Depuis une vingtaine d’années les travaux sur le corps ont connu un renouveau très important. Les analyses et les regards disciplinaires se sont multipliés. L’objet corps, pour être saisi dans son infini complexité, a besoin d’approches croisées. Le corps supplicié, le corps handicapé*, le corps meurtri par les intempéries ou par les conflits armées, le corps brutalisé lors de rixes interpersonnelles ou dans le cadre de violences conjugales ont fait l’objet de travaux de qualité mais souvent dispersés. L’historiographie montre en effet que si les études psychologiques de qualité sont assez nombreuses, sans compter les contributions plus strictement médicales, en revanche les autres disciplines sont plutôt absentes.
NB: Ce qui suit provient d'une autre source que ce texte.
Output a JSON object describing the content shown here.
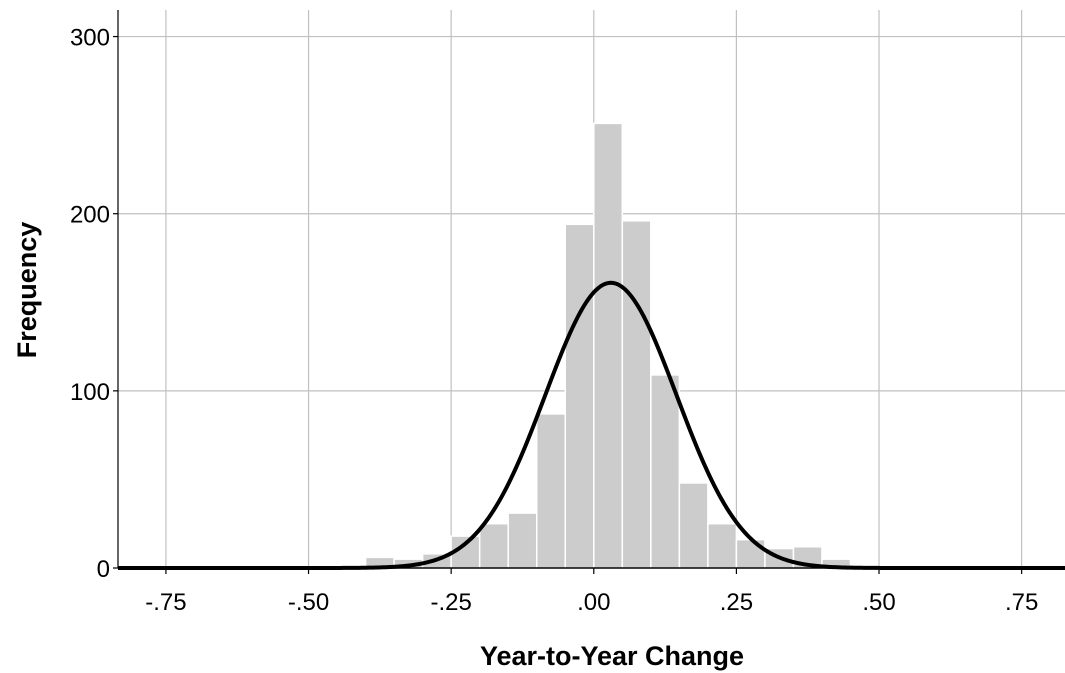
{
  "chart_data": {
    "type": "bar",
    "subtype": "histogram",
    "title": "",
    "xlabel": "Year-to-Year Change",
    "ylabel": "Frequency",
    "xlim": [
      -0.834,
      0.826
    ],
    "ylim": [
      0,
      315
    ],
    "x_ticks": [
      -0.75,
      -0.5,
      -0.25,
      0.0,
      0.25,
      0.5,
      0.75
    ],
    "x_tick_labels": [
      "-.75",
      "-.50",
      "-.25",
      ".00",
      ".25",
      ".50",
      ".75"
    ],
    "y_ticks": [
      0,
      100,
      200,
      300
    ],
    "y_tick_labels": [
      "0",
      "100",
      "200",
      "300"
    ],
    "grid": true,
    "bin_width": 0.05,
    "bins": [
      {
        "start": -0.4,
        "end": -0.35,
        "count": 6
      },
      {
        "start": -0.35,
        "end": -0.3,
        "count": 5
      },
      {
        "start": -0.3,
        "end": -0.25,
        "count": 8
      },
      {
        "start": -0.25,
        "end": -0.2,
        "count": 18
      },
      {
        "start": -0.2,
        "end": -0.15,
        "count": 25
      },
      {
        "start": -0.15,
        "end": -0.1,
        "count": 31
      },
      {
        "start": -0.1,
        "end": -0.05,
        "count": 87
      },
      {
        "start": -0.05,
        "end": 0.0,
        "count": 194
      },
      {
        "start": 0.0,
        "end": 0.05,
        "count": 251
      },
      {
        "start": 0.05,
        "end": 0.1,
        "count": 196
      },
      {
        "start": 0.1,
        "end": 0.15,
        "count": 109
      },
      {
        "start": 0.15,
        "end": 0.2,
        "count": 48
      },
      {
        "start": 0.2,
        "end": 0.25,
        "count": 25
      },
      {
        "start": 0.25,
        "end": 0.3,
        "count": 16
      },
      {
        "start": 0.3,
        "end": 0.35,
        "count": 11
      },
      {
        "start": 0.35,
        "end": 0.4,
        "count": 12
      },
      {
        "start": 0.4,
        "end": 0.45,
        "count": 5
      }
    ],
    "normal_curve": {
      "mean": 0.03,
      "sd": 0.115,
      "peak": 161
    },
    "colors": {
      "bar": "#cccccc",
      "bar_edge": "#ffffff",
      "curve": "#000000",
      "grid": "#c0c0c0",
      "axis": "#000000"
    }
  }
}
De la sorte, le rééquilibrage des connaissances s’avère indispensable.

Le corps défaillant est celui qui ne correspond pas ou plus aux attentes. Lentement, en fonction de l’âge ou bien d’une maladie évolutive ou encore d’un traumatisme, le corps semble se dérober. Brutalement, à la suite d’un accident, d’une agression ou d’une maladie soudaine, le corps ne répond plus aux demandes, ou du moins imparfaitement. Il s’agira donc de penser le corps comme “manquant ou insuffisant “ dans la perspective des normes individuelles ou culturelles, sociales ou groupales médicales ou psychologiques, philosophiques, juridiques… Cette approche pluri-disciplinaire se situe dans une perspective d’histoire culturelle.
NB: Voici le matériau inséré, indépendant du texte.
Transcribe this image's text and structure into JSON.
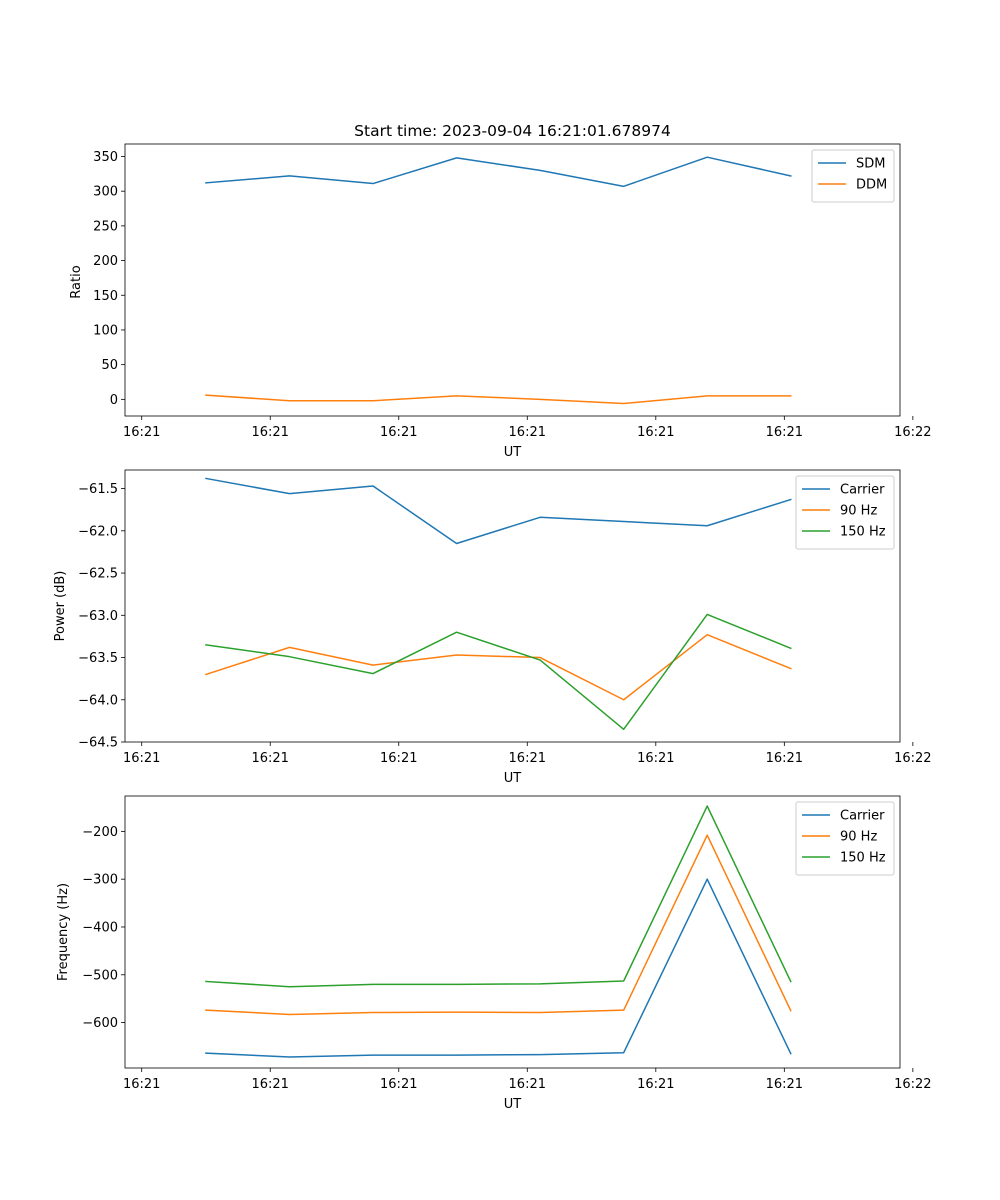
{
  "colors": {
    "blue": "#1f77b4",
    "orange": "#ff7f0e",
    "green": "#2ca02c"
  },
  "chart_data": [
    {
      "type": "line",
      "title": "Start time: 2023-09-04 16:21:01.678974",
      "xlabel": "UT",
      "ylabel": "Ratio",
      "xlim": [
        -0.13,
        5.9
      ],
      "ylim": [
        -24,
        368
      ],
      "x": [
        0.5,
        1.15,
        1.8,
        2.45,
        3.1,
        3.75,
        4.4,
        5.05
      ],
      "x_ticks": [
        0,
        1,
        2,
        3,
        4,
        5,
        6
      ],
      "x_tick_labels": [
        "16:21",
        "16:21",
        "16:21",
        "16:21",
        "16:21",
        "16:21",
        "16:22"
      ],
      "y_ticks": [
        0,
        50,
        100,
        150,
        200,
        250,
        300,
        350
      ],
      "y_tick_labels": [
        "0",
        "50",
        "100",
        "150",
        "200",
        "250",
        "300",
        "350"
      ],
      "legend": "top-right",
      "series": [
        {
          "name": "SDM",
          "color": "#1f77b4",
          "values": [
            312,
            322,
            311,
            348,
            330,
            307,
            349,
            322
          ]
        },
        {
          "name": "DDM",
          "color": "#ff7f0e",
          "values": [
            6,
            -2,
            -2,
            5,
            0,
            -6,
            5,
            5
          ]
        }
      ]
    },
    {
      "type": "line",
      "title": "",
      "xlabel": "UT",
      "ylabel": "Power (dB)",
      "xlim": [
        -0.13,
        5.9
      ],
      "ylim": [
        -64.5,
        -61.28
      ],
      "x": [
        0.5,
        1.15,
        1.8,
        2.45,
        3.1,
        3.75,
        4.4,
        5.05
      ],
      "x_ticks": [
        0,
        1,
        2,
        3,
        4,
        5,
        6
      ],
      "x_tick_labels": [
        "16:21",
        "16:21",
        "16:21",
        "16:21",
        "16:21",
        "16:21",
        "16:22"
      ],
      "y_ticks": [
        -64.5,
        -64.0,
        -63.5,
        -63.0,
        -62.5,
        -62.0,
        -61.5
      ],
      "y_tick_labels": [
        "−64.5",
        "−64.0",
        "−63.5",
        "−63.0",
        "−62.5",
        "−62.0",
        "−61.5"
      ],
      "legend": "top-right",
      "series": [
        {
          "name": "Carrier",
          "color": "#1f77b4",
          "values": [
            -61.38,
            -61.56,
            -61.47,
            -62.15,
            -61.84,
            -61.89,
            -61.94,
            -61.63
          ]
        },
        {
          "name": "90 Hz",
          "color": "#ff7f0e",
          "values": [
            -63.7,
            -63.38,
            -63.59,
            -63.47,
            -63.5,
            -64.0,
            -63.23,
            -63.63
          ]
        },
        {
          "name": "150 Hz",
          "color": "#2ca02c",
          "values": [
            -63.35,
            -63.49,
            -63.69,
            -63.2,
            -63.53,
            -64.35,
            -62.99,
            -63.39
          ]
        }
      ]
    },
    {
      "type": "line",
      "title": "",
      "xlabel": "UT",
      "ylabel": "Frequency (Hz)",
      "xlim": [
        -0.13,
        5.9
      ],
      "ylim": [
        -695,
        -126
      ],
      "x": [
        0.5,
        1.15,
        1.8,
        2.45,
        3.1,
        3.75,
        4.4,
        5.05
      ],
      "x_ticks": [
        0,
        1,
        2,
        3,
        4,
        5,
        6
      ],
      "x_tick_labels": [
        "16:21",
        "16:21",
        "16:21",
        "16:21",
        "16:21",
        "16:21",
        "16:22"
      ],
      "y_ticks": [
        -600,
        -500,
        -400,
        -300,
        -200
      ],
      "y_tick_labels": [
        "−600",
        "−500",
        "−400",
        "−300",
        "−200"
      ],
      "legend": "top-right",
      "series": [
        {
          "name": "Carrier",
          "color": "#1f77b4",
          "values": [
            -664,
            -672,
            -668,
            -668,
            -667,
            -663,
            -300,
            -665
          ]
        },
        {
          "name": "90 Hz",
          "color": "#ff7f0e",
          "values": [
            -574,
            -583,
            -579,
            -578,
            -579,
            -574,
            -208,
            -575
          ]
        },
        {
          "name": "150 Hz",
          "color": "#2ca02c",
          "values": [
            -514,
            -525,
            -520,
            -520,
            -519,
            -513,
            -147,
            -514
          ]
        }
      ]
    }
  ]
}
La notion de corps défaillant rejoint les questions de l’altérité acceptée, de l’altérité radicale, de l’affirmation aussi d’une société inclusive. Le corps défaillant ne correspond pas à un jugement, peut sans aucun doute devenir une notion heuristique permettant de penser et de comprendre une forme singulière « d’altérité de l’intérieur ». Elle peut recouvrir la diversité des défauts réels ou physiques, imaginaires ou idéaux, symboliques ou culturels dont le corps peut être le porteur mais dont l’impact social est inexistant, faible ou très modéré – qui ne relève pas d’un handicap social reconnu. La défaillance s’entendra sous l’angle de sa temporalité : provisoire ou durable, unique ou répétée, limitée ou généralisée à d’autres fonctions, brutale ou progressive,

Cette approche du corporel ne peut évidemment ignorer les effets psychiques provoqués sur les principaux intéressés comme sur leur entourage. Elle pose encore la question d’une double prise de conscience. Tout d’abord celle de l’écart, parfois vertigineux, entre le corps réel et le corps imaginaire, puis celle que le   corps n’est pas « immuable », qu’il s’agit d’un corps transitoire, voire provisoire.